Ashark El Awsat : La Tunisie… et Rached Ghannouchi, guide et clerc (al-murshid al-faqîh)
Quel sens donner aux mots du président du mouvement tunisien Ennahdha Rached Ghannouchi lorsqu’il déclare que «La Tunisie offrirait le refuge politique si les Frères Musulmans d’Egypte le demandaient»? Nous y identifions avant tout la reconnaissance de la part des Frères, à l’échelle de leur organisation internationale, de leur défaite en Egypte. Nous y voyons aussi qu’ils sont prêts à oeuvrer de l’extérieur pour atteindre L’Egypte.

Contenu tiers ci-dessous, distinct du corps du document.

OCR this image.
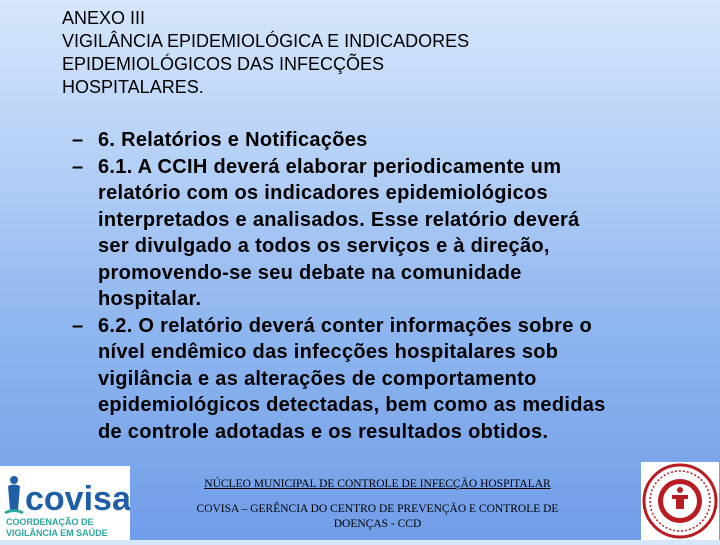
ANEXO III
VIGILÂNCIA EPIDEMIOLÓGICA E INDICADORES
EPIDEMIOLÓGICOS DAS INFECÇÕES
HOSPITALARES.
– 6. Relatórios e Notificações
– 6.1. A CCIH deverá elaborar periodicamente um
relatório com os indicadores epidemiológicos
interpretados e analisados. Esse relatório deverá
ser divulgado a todos os serviços e à direção,
promovendo-se seu debate na comunidade
hospitalar.
– 6.2. O relatório deverá conter informações sobre o
nível endêmico das infecções hospitalares sob
vigilância e as alterações de comportamento
epidemiológicos detectadas, bem como as medidas
de controle adotadas e os resultados obtidos.
covisa
COORDENAÇÃO DE
VIGILÂNCIA EM SAÚDE
NÚCLEO MUNICIPAL DE CONTROLE DE INFECÇÃO HOSPITALAR
COVISA – GERÊNCIA DO CENTRO DE PREVENÇÃO E CONTROLE DE
DOENÇAS - CCD
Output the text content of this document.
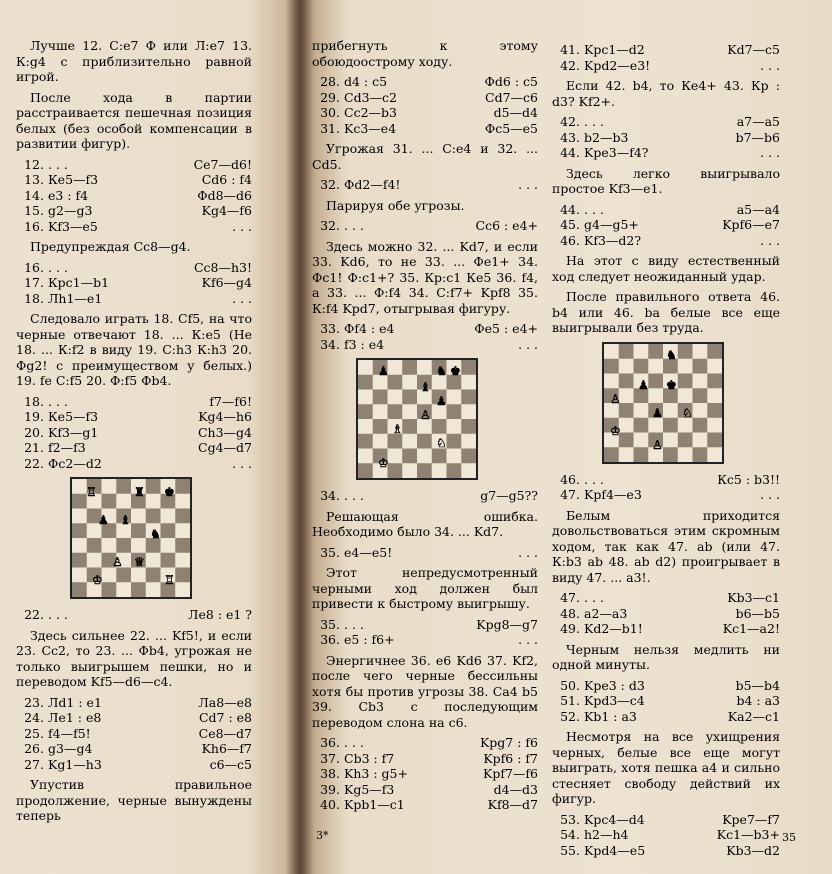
Лучше 12. С:е7 Ф или Л:е7 13. К:g4 с приблизительно равной игрой.

После хода в партии расстраивается пешечная позиция белых (без особой компенсации в развитии фигур).

12. . . .	Се7—d6!
13. Ке5—f3	Cd6 : f4
14. e3 : f4	Фd8—d6
15. g2—g3	Kg4—f6
16. Kf3—e5	. . .

Предупреждая Сс8—g4.

16. . . .	Сс8—h3!
17. Крс1—b1	Kf6—g4
18. Лh1—e1	. . .

Следовало играть 18. Cf5, на что черные отвечают 18. ... К:е5 (Не 18. ... К:f2 в виду 19. С:h3 К:h3 20. Фg2! с преимуществом у белых.) 19. fe С:f5 20. Ф:f5 Фb4.

18. . . .	f7—f6!
19. Ке5—f3	Kg4—h6
20. Kf3—g1	Ch3—g4
21. f2—f3	Cg4—d7
22. Фс2—d2	. . .
♖	♜ ♚
♟ ♝
♞
♙ ♕
♔	♖
22. . . .	Ле8 : е1 ?

Здесь сильнее 22. ... Kf5!, и если 23. Сс2, то 23. ... Фb4, угрожая не только выигрышем пешки, но и переводом Kf5—d6—c4.

23. Лd1 : e1	Ла8—е8
24. Ле1 : е8	Cd7 : е8
25. f4—f5!	Се8—d7
26. g3—g4	Kh6—f7
27. Kg1—h3	c6—c5

Упустив правильное продолжение, черные вынуждены теперь

прибегнуть к этому обоюдоострому ходу.

28. d4 : c5	Фd6 : c5
29. Cd3—c2	Cd7—c6
30. Cc2—b3	d5—d4
31. Kc3—e4	Фс5—е5

Угрожая 31. ... С:е4 и 32. ... Cd5.

32. Фd2—f4!	. . .

Парируя обе угрозы.

32. . . .	Сс6 : е4+

Здесь можно 32. ... Kd7, и если 33. Kd6, то не 33. ... Фе1+ 34. Фс1! Ф:с1+? 35. Кр:с1 Ке5 36. f4, а 33. ... Ф:f4 34. С:f7+ Kpf8 35. К:f4 Kpd7, отыгрывая фигуру.

33. Фf4 : е4	Фе5 : е4+
34. f3 : е4	. . .
♟	♞ ♚
♝
♟
♙
♗
♘
♔
34. . . .	g7—g5??

Решающая ошибка. Необходимо было 34. ... Kd7.

35. е4—е5!	. . .

Этот непредусмотренный черными ход должен был привести к быстрому выигрышу.

35. . . .	Kpg8—g7
36. e5 : f6+	. . .

Энергичнее 36. е6 Kd6 37. Kf2, после чего черные бессильны хотя бы против угрозы 38. Са4 b5 39. Cb3 с последующим переводом слона на с6.

36. . . .	Kpg7 : f6
37. Cb3 : f7	Kpf6 : f7
38. Kh3 : g5+	Kpf7—f6
39. Kg5—f3	d4—d3
40. Kpb1—c1	Kf8—d7
3*
41. Kpc1—d2	Kd7—c5
42. Kpd2—e3!	. . .

Если 42. b4, то Ке4+ 43. Кр : d3? Kf2+.

42. . . .	а7—а5
43. b2—b3	b7—b6
44. Kpe3—f4?	. . .

Здесь легко выигрывало простое Kf3—e1.

44. . . .	a5—a4
45. g4—g5+	Kpf6—e7
46. Kf3—d2?	. . .

На этот с виду естественный ход следует неожиданный удар.

После правильного ответа 46. b4 или 46. ba белые все еще выигрывали без труда.

♞
♟ ♚
♙
♟ ♘
♔
♙
46. . . .	Кс5 : b3!!
47. Kpf4—e3	. . .

Белым приходится довольствоваться этим скромным ходом, так как 47. ab (или 47. К:b3 ab 48. ab d2) проигрывает в виду 47. ... а3!.

47. . . .	Kb3—c1
48. a2—a3	b6—b5
49. Kd2—b1!	Kc1—a2!

Черным нельзя медлить ни одной минуты.

50. Kpe3 : d3	b5—b4
51. Kpd3—c4	b4 : a3
52. Kb1 : a3	Ka2—c1

Несмотря на все ухищрения черных, белые все еще могут выиграть, хотя пешка а4 и сильно стесняет свободу действий их фигур.

53. Kpc4—d4	Kpe7—f7
54. h2—h4	Kc1—b3+
55. Kpd4—e5	Kb3—d2
35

Cette déclaration signifie encore que la Tunisie est gérée par un murshid faqîh ( note du traducteur: le premier mot veut dire «guide», il désigne la fonction suprême de l’organisation des Frères; le deuxième a le sens de «clerc»; il renvoie à la notion inventée par Khomeiny «wilâyat al-faqîh», le gouvernement du clerc» qui donne à la personne qui l’incarne l’autorité suprême; le faqîh est situé au-dessus de l’Etat, il est hors toute institution et toute autre fonction qui passe par l’épreuve des élections jusqu’à celle de président de la République, dépend de son autorité.)
C’est l’unique explication qui se dégage clairement des propos de Ghannouchi, et non pas comme l’a dit un autre dirigeant d’Ennahdha : «Ce n’est au fond qu’une position humanitaire qui ne supporte pas des interprétations politiques plus sophistiquées.» Au contraire, les déclarations de Ghannouchi signifient que les Frères retournent à leur premier carré, celui du militantisme hors de leur pays. Ils reprennent les outils anciens pour harceler l’Etat égyptien, comme ils l’avaient fait après leur confrontation avec feu Gamal Abdel Nasser ainsi qu’après l’assassinat de Sadate. Ce qui veut dire que les Frères n’ont tiré aucune leçon de leurs erreurs passées, non seulement en Egypte mais partout où ils sévissent. Au lieu de s’aviser et de corriger leur démarche, il est évident que les Frères ont décidé de revenir à la clandestinité, à orchestrer leur opposition à partir de l’étranger. Comme aujourd’hui ressemble à hier!
Il va de soi que les déclarations de Ghannouchi signifient aussi que la Tunisie est dirigée par un murshid, un «guide» qui anime la wilâyat al-Faqîh, le «gouvernement du clerc». Sinon quel est l’attribut de Ghannouchi au sein de l’Etat tunisien? D’autant plus que ses déclarations sur la possibilité d’offrir l’asile politique aux Frères d’Egypte va engendrer une rupture réelle avec la nouvelle Egypte. Rupture qui aura bien des conséquences au plan arabe tant l’Egypte pèse, sans négliger les autres positions arabes qui refusent catégoriquement l’hégémonie des Frères. Ces déclarations de Ghannouchi signifient que la Tunisie entre dans une phase aventureuse dont elle payera le prix comme l’ont déjà fait les pays qui ont accueilli les Frères pourchassés par Nasser, que ce soit dans le Golfe, tels l’Arabie Saoudite, les Emirats ou le Koweït comme dans d’autres pays de la région. Ce sera le même prix que sera amené à payer un jour Qatar. Car l’histoire nous apprend que quiconque ouvre ses portes aux Frères le payera à un prix cruel.
Pour ce qui concerne notamment la Tunisie, tous les indicateurs nous disent que les choses ne vont pas bien pour les Frères là-bas, c’est-à-dire pour Ennahdha. La braise reste vive sous les cendres. Il y a là-bas un rejet populaire des Frères. Et si jamais En-Nahdha accueille comme réfugiés leurs Frères d’Egypte, la Tunisie sera à feu et à sang. Ce qui menacera, non seulement les Frères, mais aussi l’Etat tunisien qui connaîtra à l’intérieur de ses frontières un crise aigüe, et à l’extérieur, une rupture avec l’Egypte et des difficultés avec le reste du monde arabe.
Aussi les déclarations de Ghannouchi ne sont-elles que le reflet de l’état des Frères Musulmans en tant que organisation internationale ressentant la défaite qui l’a atteinte depuis le changement en Egypte, surtout après le vote en faveur de la nouvelle constitution. Ces déclarations signifient encore que les Frères n’ont pas fait évoluer leurs outils; ils n’ont rien appris de leurs erreurs. Les Frères des années 1950 sont les mêmes que les Frères de 2014. La seule chose qui a changé c’est que leur murshid, leur «guide» s’appelle maintenant Ghannouchi.